This staircase was carved out of limestone by slaves between 1793 and 1794 and was later named in honor of Queen Victoria. It provides a direct route from Fort Fincastle to Nassau City. Fort Fincastle was one of the forts used to protect the country during the pirate era and this staircase is a testament to the Bahamas’ colonial history.
In front of the British Colonial Hilton in Nassau is a statue of Woodes Rogers, the first Royal Governor of the Bahamas. Rogers played a very important role in getting rid of the pirates that inhabited the region during the Great Pirate Era, which lasted from 1690 to 1720. His slogan was Expulsis Piratis, Restituta Commercia which translates to ‘Piracy Expelled, Commerce Restored.’
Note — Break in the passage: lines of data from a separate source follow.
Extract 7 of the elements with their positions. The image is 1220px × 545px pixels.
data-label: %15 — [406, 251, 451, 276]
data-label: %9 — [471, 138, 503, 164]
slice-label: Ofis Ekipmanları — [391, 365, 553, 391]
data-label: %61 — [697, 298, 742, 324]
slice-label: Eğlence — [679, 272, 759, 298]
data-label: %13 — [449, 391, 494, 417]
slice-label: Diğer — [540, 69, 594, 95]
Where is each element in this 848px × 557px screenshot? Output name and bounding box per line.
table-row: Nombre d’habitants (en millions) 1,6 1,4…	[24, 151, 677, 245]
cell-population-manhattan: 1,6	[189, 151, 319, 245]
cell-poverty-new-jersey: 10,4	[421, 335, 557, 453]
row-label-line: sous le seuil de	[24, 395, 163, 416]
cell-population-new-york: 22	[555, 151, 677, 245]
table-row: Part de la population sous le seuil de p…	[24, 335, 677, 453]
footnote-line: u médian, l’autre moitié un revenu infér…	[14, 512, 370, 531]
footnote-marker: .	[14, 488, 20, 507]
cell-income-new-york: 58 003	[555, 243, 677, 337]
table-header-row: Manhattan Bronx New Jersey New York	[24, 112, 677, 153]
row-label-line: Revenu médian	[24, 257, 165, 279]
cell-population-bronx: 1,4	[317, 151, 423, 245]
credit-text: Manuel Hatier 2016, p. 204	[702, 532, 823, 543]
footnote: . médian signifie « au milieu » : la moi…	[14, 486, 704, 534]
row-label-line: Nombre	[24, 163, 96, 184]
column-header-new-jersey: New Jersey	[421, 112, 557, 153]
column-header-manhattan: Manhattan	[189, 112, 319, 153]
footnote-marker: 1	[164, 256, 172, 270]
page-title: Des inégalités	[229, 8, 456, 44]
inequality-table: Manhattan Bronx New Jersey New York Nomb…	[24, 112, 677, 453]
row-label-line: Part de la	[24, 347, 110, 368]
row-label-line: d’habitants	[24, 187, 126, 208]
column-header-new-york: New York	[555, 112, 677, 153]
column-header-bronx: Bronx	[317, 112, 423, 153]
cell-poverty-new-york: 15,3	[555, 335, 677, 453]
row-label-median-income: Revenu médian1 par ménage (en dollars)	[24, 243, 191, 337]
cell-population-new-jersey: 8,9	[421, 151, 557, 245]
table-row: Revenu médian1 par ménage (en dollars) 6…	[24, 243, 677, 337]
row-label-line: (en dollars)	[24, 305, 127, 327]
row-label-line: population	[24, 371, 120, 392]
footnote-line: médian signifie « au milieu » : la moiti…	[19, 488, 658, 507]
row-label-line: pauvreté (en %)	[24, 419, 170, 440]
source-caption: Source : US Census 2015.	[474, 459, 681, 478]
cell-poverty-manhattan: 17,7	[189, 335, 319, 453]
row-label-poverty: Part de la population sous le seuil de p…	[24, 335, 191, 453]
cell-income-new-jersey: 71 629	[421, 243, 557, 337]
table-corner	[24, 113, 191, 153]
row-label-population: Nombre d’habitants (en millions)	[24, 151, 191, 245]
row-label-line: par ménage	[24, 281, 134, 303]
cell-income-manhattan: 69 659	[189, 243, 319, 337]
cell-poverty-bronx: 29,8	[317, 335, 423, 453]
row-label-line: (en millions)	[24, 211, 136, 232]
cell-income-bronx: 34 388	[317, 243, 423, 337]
The Queen Victoria Statue sits outside Parliament Square, where the Bahamian Senate meets to discuss political issues. It was built in 1905 from funds donated by members of the public who held her in high esteem.
This stone arch was erected around 1850 after Governor John Gregory. It was officially opened to the public on January 19, 1852. The tunnel forms a small entrance to a community known as Over The Hill.
This monument is located at the front of Government House, the residence of the Governor General of the Bahamas. Christopher Columbus ‘discovered’ the New World by landing on San Salvador, one of the Bahamas islands, in 1492.
The Garden of Remembrance is located at the back of the Supreme Court. The Cenotaph within the garden serves as a memorial to all the Bahamians whose lives were sacrificed in World War I and II. It also commemorates the four Royal Bahamas Defense Force Marines who died, in a separate incident, when their ship sank, following an attack by a Cuban MIG fighter.
This is the oldest fort still standing in Nassau. It was built in 1741 out of local limestone to help protect the Bahamas from invading pirates. It is located at the eastern end of Nassau Harbour and tours are given Monday to Sunday from 8:00 AM to 3:00 PM free of charge.